Mesleğe ilk başladığım yılların ardından, denetim elemanlığının en çok nesini seviyorsun diye soranlara, “Ülkemin keşfedilmeyi bekleyen sırlarıyla dolu topraklarına yolculuk etmeyi” ve “insanlarını tanımayı” derdim. Sonraları öğrendim, o yolculuklarda kendimi ve yol arkadaşlarımı daha iyi tanıdığımı.
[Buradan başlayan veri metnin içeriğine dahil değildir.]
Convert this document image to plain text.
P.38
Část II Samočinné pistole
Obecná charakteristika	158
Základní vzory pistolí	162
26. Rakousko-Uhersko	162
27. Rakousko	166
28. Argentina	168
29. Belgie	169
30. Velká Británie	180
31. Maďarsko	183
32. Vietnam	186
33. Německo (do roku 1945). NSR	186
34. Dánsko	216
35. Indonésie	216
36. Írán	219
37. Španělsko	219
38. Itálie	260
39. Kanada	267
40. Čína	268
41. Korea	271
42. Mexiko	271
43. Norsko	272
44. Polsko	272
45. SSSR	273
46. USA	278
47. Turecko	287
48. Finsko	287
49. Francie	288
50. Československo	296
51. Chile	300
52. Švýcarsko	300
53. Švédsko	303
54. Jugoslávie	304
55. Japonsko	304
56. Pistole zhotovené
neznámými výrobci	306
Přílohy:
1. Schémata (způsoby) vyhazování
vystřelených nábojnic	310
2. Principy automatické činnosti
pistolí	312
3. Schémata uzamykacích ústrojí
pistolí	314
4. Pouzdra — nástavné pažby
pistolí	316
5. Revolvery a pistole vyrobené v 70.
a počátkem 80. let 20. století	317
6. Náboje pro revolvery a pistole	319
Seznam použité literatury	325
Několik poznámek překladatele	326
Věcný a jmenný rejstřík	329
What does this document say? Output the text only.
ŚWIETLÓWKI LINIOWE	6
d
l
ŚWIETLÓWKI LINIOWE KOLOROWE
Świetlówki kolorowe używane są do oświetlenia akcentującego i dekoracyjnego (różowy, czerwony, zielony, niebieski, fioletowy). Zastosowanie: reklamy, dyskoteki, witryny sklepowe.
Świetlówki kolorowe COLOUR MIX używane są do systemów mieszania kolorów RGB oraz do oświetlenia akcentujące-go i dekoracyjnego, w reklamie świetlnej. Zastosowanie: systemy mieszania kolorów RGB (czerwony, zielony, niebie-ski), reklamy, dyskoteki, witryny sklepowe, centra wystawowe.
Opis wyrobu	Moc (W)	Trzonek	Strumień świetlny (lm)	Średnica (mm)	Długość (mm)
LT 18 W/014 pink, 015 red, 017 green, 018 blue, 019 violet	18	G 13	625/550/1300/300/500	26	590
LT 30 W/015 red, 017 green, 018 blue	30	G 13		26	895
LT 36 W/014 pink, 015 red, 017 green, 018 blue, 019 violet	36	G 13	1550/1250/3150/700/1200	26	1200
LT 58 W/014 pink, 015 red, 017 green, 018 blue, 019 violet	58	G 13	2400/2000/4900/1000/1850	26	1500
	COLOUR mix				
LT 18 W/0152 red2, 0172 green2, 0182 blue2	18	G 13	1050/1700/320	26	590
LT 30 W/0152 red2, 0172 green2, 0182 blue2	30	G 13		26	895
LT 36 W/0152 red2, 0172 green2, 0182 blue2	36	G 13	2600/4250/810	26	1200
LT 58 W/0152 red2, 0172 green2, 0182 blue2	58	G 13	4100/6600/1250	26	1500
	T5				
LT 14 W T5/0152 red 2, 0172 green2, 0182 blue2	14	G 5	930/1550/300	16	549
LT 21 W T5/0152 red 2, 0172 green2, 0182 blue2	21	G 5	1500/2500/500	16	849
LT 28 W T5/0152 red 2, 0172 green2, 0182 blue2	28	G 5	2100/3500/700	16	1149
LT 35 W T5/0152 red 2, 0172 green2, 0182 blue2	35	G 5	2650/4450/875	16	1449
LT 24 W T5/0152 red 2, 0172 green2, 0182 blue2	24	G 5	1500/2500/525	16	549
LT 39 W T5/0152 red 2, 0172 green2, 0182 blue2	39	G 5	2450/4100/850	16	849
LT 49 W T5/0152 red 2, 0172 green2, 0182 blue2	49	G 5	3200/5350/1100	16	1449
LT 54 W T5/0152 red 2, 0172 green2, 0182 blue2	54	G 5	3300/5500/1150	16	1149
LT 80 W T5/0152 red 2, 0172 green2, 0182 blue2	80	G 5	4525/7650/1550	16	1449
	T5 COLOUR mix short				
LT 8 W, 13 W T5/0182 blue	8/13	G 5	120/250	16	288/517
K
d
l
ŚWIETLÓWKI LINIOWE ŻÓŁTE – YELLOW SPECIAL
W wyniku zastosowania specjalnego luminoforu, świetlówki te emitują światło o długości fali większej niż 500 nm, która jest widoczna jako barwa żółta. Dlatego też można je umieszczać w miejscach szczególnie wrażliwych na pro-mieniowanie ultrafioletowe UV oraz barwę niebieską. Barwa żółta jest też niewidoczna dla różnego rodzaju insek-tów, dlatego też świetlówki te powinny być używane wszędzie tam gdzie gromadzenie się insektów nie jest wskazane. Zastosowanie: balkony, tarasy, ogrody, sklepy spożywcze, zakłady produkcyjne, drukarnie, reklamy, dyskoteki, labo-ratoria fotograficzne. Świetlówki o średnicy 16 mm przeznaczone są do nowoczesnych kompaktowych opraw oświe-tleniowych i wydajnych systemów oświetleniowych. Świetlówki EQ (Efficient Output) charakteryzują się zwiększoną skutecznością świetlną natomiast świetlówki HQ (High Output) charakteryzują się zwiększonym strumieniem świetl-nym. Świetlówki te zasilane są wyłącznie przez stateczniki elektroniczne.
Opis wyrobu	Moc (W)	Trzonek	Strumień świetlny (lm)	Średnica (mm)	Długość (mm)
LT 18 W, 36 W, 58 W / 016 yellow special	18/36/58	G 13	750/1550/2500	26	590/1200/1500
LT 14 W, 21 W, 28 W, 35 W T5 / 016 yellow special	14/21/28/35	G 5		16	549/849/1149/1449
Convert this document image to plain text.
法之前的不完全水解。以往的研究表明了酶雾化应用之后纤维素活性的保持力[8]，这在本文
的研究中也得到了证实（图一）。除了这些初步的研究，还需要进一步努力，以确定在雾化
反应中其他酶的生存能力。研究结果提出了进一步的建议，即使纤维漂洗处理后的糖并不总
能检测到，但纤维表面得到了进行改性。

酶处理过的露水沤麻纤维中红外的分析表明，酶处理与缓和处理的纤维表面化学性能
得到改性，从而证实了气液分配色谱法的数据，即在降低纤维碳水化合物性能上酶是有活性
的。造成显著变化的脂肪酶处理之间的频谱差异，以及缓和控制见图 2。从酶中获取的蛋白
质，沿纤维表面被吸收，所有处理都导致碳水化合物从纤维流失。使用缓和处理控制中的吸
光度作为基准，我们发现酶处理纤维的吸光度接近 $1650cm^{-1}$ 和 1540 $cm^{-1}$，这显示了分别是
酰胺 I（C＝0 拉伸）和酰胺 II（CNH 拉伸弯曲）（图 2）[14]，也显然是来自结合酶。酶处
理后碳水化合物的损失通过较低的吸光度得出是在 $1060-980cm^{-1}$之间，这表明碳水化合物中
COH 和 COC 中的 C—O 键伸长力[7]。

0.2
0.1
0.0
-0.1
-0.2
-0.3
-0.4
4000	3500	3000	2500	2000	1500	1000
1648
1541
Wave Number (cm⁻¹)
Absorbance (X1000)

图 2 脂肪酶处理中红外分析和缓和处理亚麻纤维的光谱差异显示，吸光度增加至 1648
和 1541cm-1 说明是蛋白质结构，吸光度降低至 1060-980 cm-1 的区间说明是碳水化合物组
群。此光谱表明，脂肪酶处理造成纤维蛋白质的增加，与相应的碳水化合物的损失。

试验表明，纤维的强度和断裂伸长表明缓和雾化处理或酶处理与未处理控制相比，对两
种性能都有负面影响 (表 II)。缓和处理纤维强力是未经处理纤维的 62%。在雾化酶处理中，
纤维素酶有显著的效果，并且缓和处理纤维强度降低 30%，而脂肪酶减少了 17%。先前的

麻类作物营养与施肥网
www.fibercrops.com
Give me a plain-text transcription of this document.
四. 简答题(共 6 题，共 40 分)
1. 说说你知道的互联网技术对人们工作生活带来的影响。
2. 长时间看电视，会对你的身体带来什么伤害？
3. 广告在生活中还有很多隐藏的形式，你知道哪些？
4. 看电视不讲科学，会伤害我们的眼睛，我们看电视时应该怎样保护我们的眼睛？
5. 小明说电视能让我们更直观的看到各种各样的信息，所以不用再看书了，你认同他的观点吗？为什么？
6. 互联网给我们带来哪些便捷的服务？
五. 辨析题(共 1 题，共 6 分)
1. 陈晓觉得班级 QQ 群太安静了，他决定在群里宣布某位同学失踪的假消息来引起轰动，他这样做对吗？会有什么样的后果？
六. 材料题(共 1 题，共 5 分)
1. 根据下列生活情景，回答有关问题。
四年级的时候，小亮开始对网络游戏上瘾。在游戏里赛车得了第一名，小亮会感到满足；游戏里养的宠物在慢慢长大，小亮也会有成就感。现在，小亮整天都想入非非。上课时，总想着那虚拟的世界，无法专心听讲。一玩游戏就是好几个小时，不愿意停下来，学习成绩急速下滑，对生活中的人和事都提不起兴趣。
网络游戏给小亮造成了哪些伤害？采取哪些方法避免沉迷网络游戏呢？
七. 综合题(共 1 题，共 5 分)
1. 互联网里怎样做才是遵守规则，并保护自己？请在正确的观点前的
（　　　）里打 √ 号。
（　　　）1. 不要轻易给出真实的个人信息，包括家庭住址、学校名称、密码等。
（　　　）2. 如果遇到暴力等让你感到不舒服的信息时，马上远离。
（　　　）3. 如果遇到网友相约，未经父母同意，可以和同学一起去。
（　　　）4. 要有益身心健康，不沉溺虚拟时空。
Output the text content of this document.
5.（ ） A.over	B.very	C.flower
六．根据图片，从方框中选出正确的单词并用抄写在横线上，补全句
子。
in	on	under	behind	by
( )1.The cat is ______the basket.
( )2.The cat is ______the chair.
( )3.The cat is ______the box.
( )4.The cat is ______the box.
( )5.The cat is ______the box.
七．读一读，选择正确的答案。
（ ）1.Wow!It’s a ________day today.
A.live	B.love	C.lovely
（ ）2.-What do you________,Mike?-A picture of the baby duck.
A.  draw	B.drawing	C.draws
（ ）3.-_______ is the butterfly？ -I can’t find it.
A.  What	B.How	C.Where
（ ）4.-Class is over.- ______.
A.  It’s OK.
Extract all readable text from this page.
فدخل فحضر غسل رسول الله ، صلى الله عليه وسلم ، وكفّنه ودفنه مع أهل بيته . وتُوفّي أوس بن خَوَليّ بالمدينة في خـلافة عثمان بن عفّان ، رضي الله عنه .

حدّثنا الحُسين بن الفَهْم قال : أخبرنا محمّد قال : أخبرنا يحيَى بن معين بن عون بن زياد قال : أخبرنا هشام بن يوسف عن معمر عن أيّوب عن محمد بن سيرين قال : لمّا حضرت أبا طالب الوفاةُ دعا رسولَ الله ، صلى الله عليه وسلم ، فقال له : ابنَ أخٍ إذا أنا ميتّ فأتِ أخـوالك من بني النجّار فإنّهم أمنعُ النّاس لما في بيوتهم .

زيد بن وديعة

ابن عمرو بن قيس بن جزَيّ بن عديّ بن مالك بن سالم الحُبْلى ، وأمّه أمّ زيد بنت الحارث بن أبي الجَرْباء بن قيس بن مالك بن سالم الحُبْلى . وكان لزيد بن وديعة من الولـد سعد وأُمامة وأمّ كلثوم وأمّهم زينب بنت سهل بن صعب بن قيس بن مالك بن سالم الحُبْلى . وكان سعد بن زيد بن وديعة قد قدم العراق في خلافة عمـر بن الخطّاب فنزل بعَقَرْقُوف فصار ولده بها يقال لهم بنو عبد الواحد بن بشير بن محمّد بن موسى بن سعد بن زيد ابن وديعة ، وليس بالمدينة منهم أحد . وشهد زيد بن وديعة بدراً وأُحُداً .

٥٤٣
Planlı, plansız bir çok yolculuk yapmaya devam ediyorum, belki sayıları daha azaldı bu yolculukların ama sanırım artık daha yüksekten bakıp önceleri göremediklerimi görmeye başladım. Hani derler ya, “yaş artınca aslında daha yükseğine ermişsinizdir o dağın ve görüş açınız genişlemiştir” diye. Aynen öyle. Aslında şu son on yılda daha fazla özlediğim şey, yolculuklar. Yollar ve yolculuklar kuşlar gibi özgür hissetmemi sağlıyor, zira. Ne acı ki, kendimizi hapsettiğimiz sözde uygarlık beşiği büyük kentler, aslında ömrümüzü tüketmekte, barındırdığı onca imkana karşın.
Longoz kelimesini ilk kez okuduğumda, Marmara Adası’ndan İstanbul’a dönüş yaptığımız feribottaydık. Derginin adını hatırlamıyorum ama söz konusu gezi yasını hızla okumuş, İğneada tarafına bir gün giderim diye hayal kurmuştum. Hayal etmekle de kalmamış, geçen yaz ortasında İğneada’ya nasıl gidilir? Nerede kalınır? diye kısa bir arayışa da girmiştik sevgili eşim Ülkü ile. Sonra Ramazan gelince vazgeçmiş, ertelemiştik; ilk “longoz” ziyaretimizi.